To this story, restoration of the Everglades may seem a peripheral concern. Here is why it is not.
When environmental permitting agencies so clearly avoid their mission and the fulfillment of major public responsibilities (like Mod Waters and the 8.5 Square Mile Area), it sends shock waves straight through to the lowest level of government agencies who come to feel, as they do, that if special interests can break the law, or twist and deform it, why can't we do the same?
I can guarantee you that, at the time, the water-cooler talk at Florida City or Homestead City Hall was not about protecting Florida panthers No. Insider deals by "high" public officials give "low" agency staffers the idea, "I got to get mine".
When a major corporation, like Lennar, and a county commissioner contrive to a transaction for property at a deeply discounted price in 2003, which is the 2006 story of county commissioner Joe Martinez (see Jim Defede's amazing segment on Martinez, "I am not a crook") -why wouldn't Florida City's former housing director Price try to reward a developer who had given him the down payment on a house?

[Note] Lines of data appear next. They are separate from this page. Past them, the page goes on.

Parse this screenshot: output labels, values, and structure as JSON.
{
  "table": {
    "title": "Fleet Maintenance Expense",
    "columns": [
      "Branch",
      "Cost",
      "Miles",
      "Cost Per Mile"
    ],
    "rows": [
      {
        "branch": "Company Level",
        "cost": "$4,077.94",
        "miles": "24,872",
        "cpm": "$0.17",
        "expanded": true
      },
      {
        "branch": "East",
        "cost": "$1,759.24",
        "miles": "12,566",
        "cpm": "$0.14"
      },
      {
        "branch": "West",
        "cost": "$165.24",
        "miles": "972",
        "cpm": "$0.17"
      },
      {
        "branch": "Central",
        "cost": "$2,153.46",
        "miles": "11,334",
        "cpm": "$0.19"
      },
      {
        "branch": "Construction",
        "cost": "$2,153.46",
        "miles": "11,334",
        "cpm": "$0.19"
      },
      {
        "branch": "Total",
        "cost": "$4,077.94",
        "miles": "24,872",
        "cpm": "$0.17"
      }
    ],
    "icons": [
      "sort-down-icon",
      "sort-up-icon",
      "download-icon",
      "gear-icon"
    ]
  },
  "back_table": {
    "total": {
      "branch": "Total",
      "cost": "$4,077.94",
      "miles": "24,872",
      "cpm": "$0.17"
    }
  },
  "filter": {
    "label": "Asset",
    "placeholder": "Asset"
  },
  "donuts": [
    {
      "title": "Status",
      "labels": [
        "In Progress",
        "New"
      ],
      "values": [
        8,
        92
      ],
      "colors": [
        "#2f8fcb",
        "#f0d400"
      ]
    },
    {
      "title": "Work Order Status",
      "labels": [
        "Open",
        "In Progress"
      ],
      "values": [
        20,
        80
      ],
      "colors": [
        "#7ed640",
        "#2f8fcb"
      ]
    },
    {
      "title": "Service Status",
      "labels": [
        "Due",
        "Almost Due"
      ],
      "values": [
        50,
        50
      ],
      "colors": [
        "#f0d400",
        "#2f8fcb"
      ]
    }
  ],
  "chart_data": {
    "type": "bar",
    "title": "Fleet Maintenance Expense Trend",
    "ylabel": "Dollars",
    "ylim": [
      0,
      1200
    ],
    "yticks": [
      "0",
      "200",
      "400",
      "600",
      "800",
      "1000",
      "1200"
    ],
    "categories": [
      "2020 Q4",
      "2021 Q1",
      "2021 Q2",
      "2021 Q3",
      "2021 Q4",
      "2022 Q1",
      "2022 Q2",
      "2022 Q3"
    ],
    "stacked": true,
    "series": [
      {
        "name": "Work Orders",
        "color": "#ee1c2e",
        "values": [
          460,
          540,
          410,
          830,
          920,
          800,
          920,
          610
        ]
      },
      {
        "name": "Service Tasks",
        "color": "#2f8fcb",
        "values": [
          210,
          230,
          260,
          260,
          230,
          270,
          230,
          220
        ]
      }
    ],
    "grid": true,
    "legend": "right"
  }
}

"Price, said Mayor Otis Wallace, was someone who had the propensity to do things that were unauthorized on his own--and that's a fact." And by the way, Joe Martinez bought his lot "legally" and was vetted by a county ethics review that makes for interesting reading of itself.
Ah the facts. Poor Mr. Price who wasn't buttressed with the fact of support, as in the case of Joe Martinez, of a former president of the Latin Builders Association.
Mr. Price, for whom the price wasn't right, is going to jail for 30 months for the discount version of the wealth-creator: "Thirty six homes were built and sold, for prices ranging from $140,000 to $320,000. Under the plan worked out with Riley (developer)... the houses were to be built in blocks of 12. As each house was sold, the loans were paid off. The investors then "rolled over" the money to build the houses on the next block."
As for the land speculators who, today, are under water until the markets reverse, I'm sure the chatter is much more subdued than the applause that greeted Joe Martinez' "I am not a crook" speech. County Commission Pepe Diaz told Time Magazine that he and the rest of the unreformable majority are not in bed with developers. No, now they want to be rock miners. But more of that, later.
8 comments:
Ana Menendez has a great editorial on the UDB in today's Miami Herald. Read it!
Don't forget Gimleteye that along with Lennar, Rosen and Latterner also were on that option to buy the Atlantic Civil land.
Tucked in the article:
Price, said Florida City Mayor Otis Wallace ``was someone who had the propensity to do things that were unauthorized on his own -- and that's a fact.''
I think we have an informant here -- Rundle, are you listening...let's take Wallace to task.
Otis Wallace hired former Homestead CRA chief Rick Stauts after he was forced to resign amid scandals in Homestead. Shotgun houses and makeover among many questionable deals. I wouldn't count on Wallace for much of anything.
Rundle has Jordan and Wallace's sister as an informant. Sandy Taylor, is her name.
get serious, sandy walker is her name, is not going to INFORM on her brother, this Price person seems like a better bet.
What motivates nine idiot County Commissioners to invade and pave the Everglades?
And why do the inner city Commissioners seemingly vote against their constituents? Why don't they fight to encourage urban infill? Why don't they fight to get a Lowe's in Overtown? Or a Lowe's in Liberty City? Why do they fight to send jobs into the Everglades? Far from public transportation?
Whatever Rundle may get in a gift-box all wraped up she is sure to bury it along with all her other treasure for a rainy day, or another contested election. She is not interested in prosecution just being prosecutor.